Landfill not acceptable for waste disposal: Transpacific
Transpacific Industries Group chief executive Kevin Campbell says he hopes to one day not need to use landfill for waste disposal.
Campbell, who leads Australia's largest waste management company, says landfill was no longer an acceptable method of disposing of waste.
He said governments, which forked out $86 million in levies to Transpacific in the past year, were increasingly hesitant on approving new landfill sites.
"Landfill is no longer the panacea for all ills, you can't dig a hole and bury it," Campbell told a business lunch in Sydney on Monday.
"We ourselves cannot, and society and governments will no longer tolerate, the use of a hole in the ground as the only way to dispose of waste."

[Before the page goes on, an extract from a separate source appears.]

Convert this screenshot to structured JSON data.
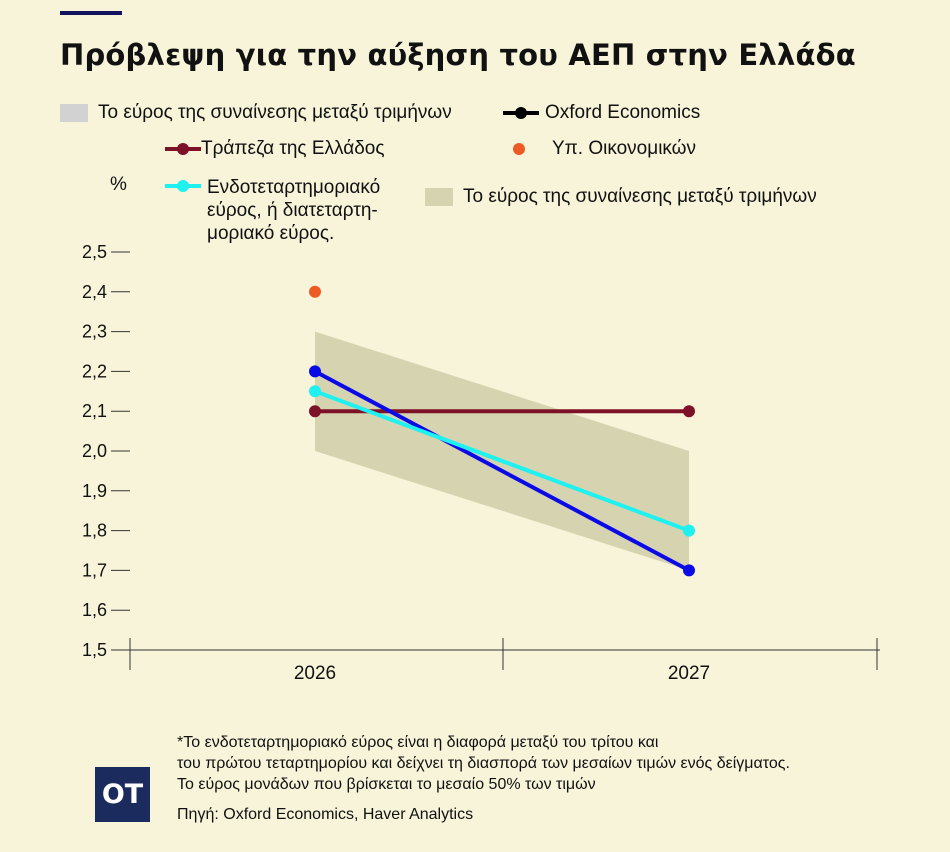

Instead, further use of recycling, composting and new technologies would be the way forward.
Campbell said research showed Australia produced 47 million tonnes of waste each year, equivalent to 2.05 tonnes per person.
This was growing at five per cent per annum.
Although Transpacific had on average about 20 years of useful life left at its landfill sites, Campbell said he had set his staff the task of finding ways to reduce the waste it sent to landfill to zero.
That goal was prompted by hearing news that a hotel was attempting to produce no waste and recycle or reuse everything.
"I figured if a hotel can do it, a waste management company can do it. So that's the challenge that's out there," Campbell said.
"God only knows how we will do it but we are going to have a crack at it.
"We can save a fortune in landfill costs and increase even more the shareholder value."